— Да разве я не хочу, батюшка? Уж я ли не старался? И упрашивал его, я, старый человек… Да он меня и слушать не желает. Не желает, и все. Обманул вон ее, а теперь нас прижимает… Что тут будешь делать? Вы человек святой, и справедливый, и умный… Научите меня, и я на все пойду!
Священник провел рукой по волосам, довольный ответом крестьянина, и только было собрался наставить его, чтобы он не скупился, — ведь своему детищу дает, не чужим, — как услышал в сенях шарканье постолов и потом робкий стук в дверь.
— Войдите! — живо проговорил он, заранее радуясь.
Гланеташу осторожно и почтительно отворил дверь, сразу снял шапку и положил ее у печки, Зенобия с Ионом вошли посмелее и поздоровались. Все трое выразили изумление при виде Бачу и Аны, хотя и те и другие догадывались, зачем их позвали.
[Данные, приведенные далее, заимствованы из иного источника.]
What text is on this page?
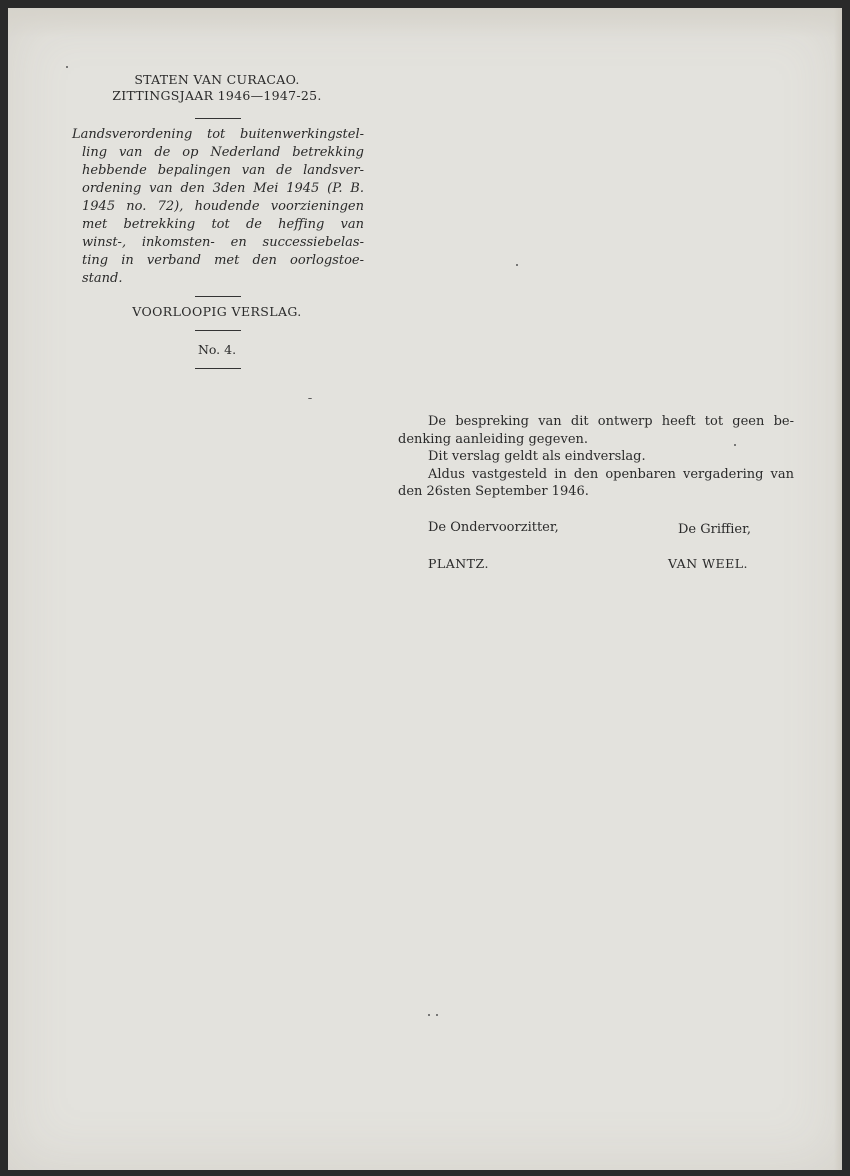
STATEN VAN CURACAO.
ZITTINGSJAAR 1946—1947-25.
Landsverordening tot buitenwerkingstel-
ling van de op Nederland betrekking
hebbende bepalingen van de landsver-
ordening van den 3den Mei 1945 (P. B.
1945 no. 72), houdende voorzieningen
met betrekking tot de heffing van
winst-, inkomsten- en successiebelas-
ting in verband met den oorlogstoe-
stand.
VOORLOOPIG VERSLAG.
No. 4.
De bespreking van dit ontwerp heeft tot geen be-
denking aanleiding gegeven.
Dit verslag geldt als eindverslag.
Aldus vastgesteld in den openbaren vergadering van
den 26sten September 1946.
De Ondervoorzitter,	De Griffier,
PLANTZ.	VAN WEEL.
Белчуг поздоровался за руку с Гланеташу и с Ионом и бросил при этом взгляд на Василе Бачу, как бы призывая его убедиться, насколько он уважает их, потом уже обратился к парню ласковым голосом, скрадывая укор увещеванием:
— Слышу вот и просто не верю, что ты не захотел жениться на несчастной девушке, тогда как сам прекрасно понимаешь и признаешь, что виноват и надо исполнить свой христианский долг… Потом ведь и нехорошо это, Ион! Девушка не из дурных, не из плохой семьи, не бездомная. Посуди и сам, разве я не верно говорю?.. Ты тоже парень приличный, разумный, степенный… Как же можно так?
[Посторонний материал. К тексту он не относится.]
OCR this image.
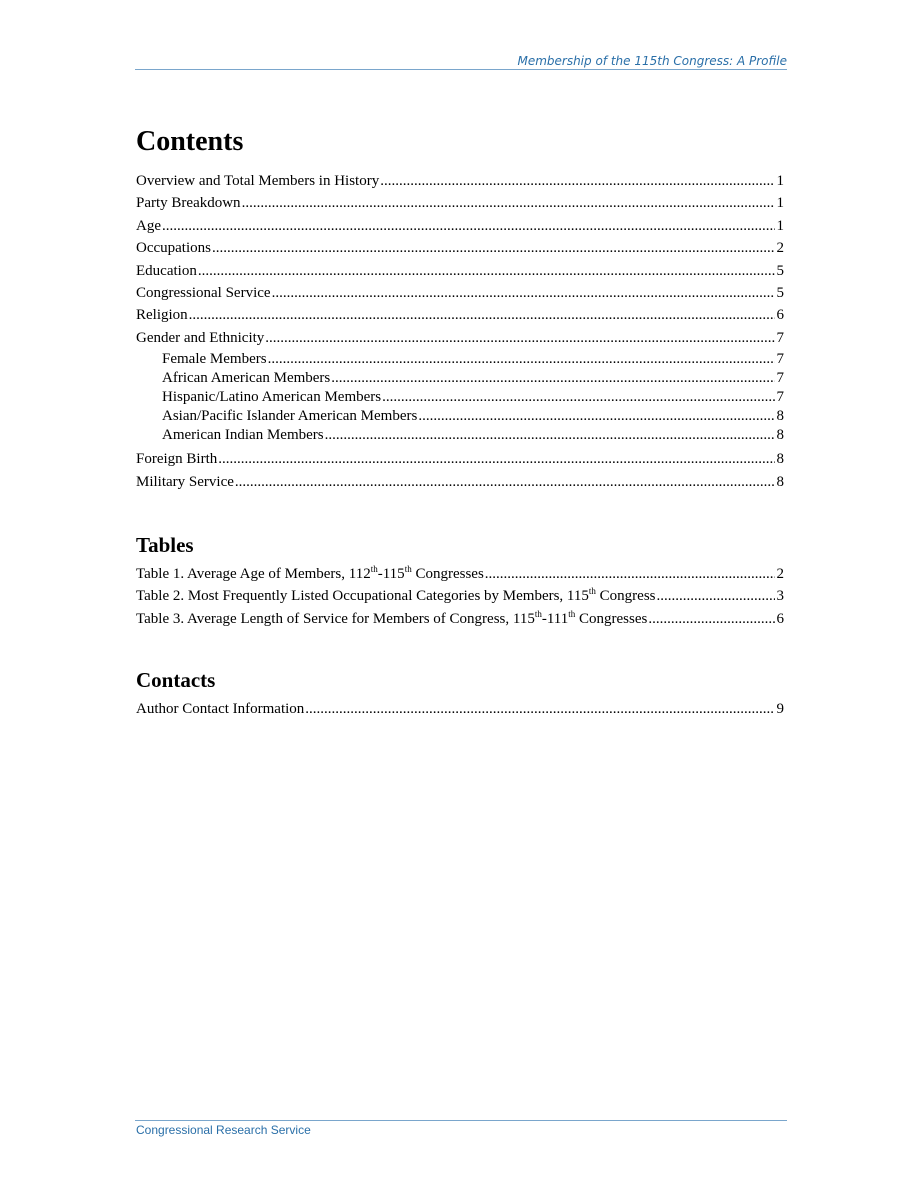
Membership of the 115th Congress: A Profile
Contents
Overview and Total Members in History .....	1
Party Breakdown .....	1
Age .....	1
Occupations .....	2
Education .....	5
Congressional Service .....	5
Religion .....	6
Gender and Ethnicity .....	7
Female Members .....	7
African American Members .....	7
Hispanic/Latino American Members .....	7
Asian/Pacific Islander American Members .....	8
American Indian Members .....	8
Foreign Birth .....	8
Military Service .....	8
Tables
Table 1. Average Age of Members, 112th-115th Congresses .....	2
Table 2. Most Frequently Listed Occupational Categories by Members, 115th Congress .....	3
Table 3. Average Length of Service for Members of Congress, 115th-111th Congresses .....	6
Contacts
Author Contact Information .....	9
Congressional Research Service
— Да, батюшка, парень-то и хотел бы, — ответил за сына Гланеташу, почесывая затылок и косясь на Василе Бачу. — Как не хотеть, батюшка, — добавил он после паузы и опять осекся, словно не смел докончить. Ион кивнул головой, поддакивая, что и вправду хотел бы.
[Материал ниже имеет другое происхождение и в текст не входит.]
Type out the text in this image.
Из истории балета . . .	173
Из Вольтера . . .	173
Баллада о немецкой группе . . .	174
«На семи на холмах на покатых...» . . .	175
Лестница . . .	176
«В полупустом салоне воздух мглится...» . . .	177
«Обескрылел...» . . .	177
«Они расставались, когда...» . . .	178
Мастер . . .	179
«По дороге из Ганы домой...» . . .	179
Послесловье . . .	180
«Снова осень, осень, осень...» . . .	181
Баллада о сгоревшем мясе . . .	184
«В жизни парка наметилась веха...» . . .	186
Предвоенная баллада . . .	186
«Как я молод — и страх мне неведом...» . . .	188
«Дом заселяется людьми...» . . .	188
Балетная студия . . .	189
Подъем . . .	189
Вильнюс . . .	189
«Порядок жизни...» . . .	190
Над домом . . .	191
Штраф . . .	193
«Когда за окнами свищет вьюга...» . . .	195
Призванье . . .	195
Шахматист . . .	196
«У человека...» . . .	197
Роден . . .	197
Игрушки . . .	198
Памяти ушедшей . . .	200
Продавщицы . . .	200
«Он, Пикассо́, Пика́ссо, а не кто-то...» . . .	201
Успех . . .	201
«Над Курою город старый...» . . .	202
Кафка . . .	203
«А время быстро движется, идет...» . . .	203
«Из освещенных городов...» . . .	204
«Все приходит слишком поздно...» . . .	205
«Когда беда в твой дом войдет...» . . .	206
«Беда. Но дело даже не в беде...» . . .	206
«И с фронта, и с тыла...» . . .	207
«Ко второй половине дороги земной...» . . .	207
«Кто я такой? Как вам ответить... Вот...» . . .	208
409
Настало долгое молчание, и потом вдруг разом заговорили и Василе, и Ион, и Гланеташу. Однако священник осадил их пыл, сделав знак рукой, и ласково сказал им с примирительной и благостной улыбкой:
— Вот за тем я вас и собрал! Теперь вы потолкуйте и сговоритесь по-людскому, враждовать только цыганам пристало…
Белчуг степенно уселся за стол и вскинул на них глаза в ожидании сговора, храня благожелательную улыбку. Но мужчины были в замешательстве и уставились на него, как будто видели в нем единственное спасение. Зенобия часто вздыхала и закатывала глаза, выказывая тем самым, что она прониклась сознанием серьезности момента; Ана сгорала со стыда, сдавленно рыдала, стараясь быть незаметной, и все заслоняла живот скрещенными руками, роняя на них по временам горючую слезу… Резко отдавалось тиканье часов, стоявших на комоде, и лишь на несколько минут его заглушало громыханье каруцы на улице… Среди царившего молчания, упорного, как глухая вражда, вдруг прогудел грубый и сиплый голос Василе. Все точно испугались и повернули к нему головы.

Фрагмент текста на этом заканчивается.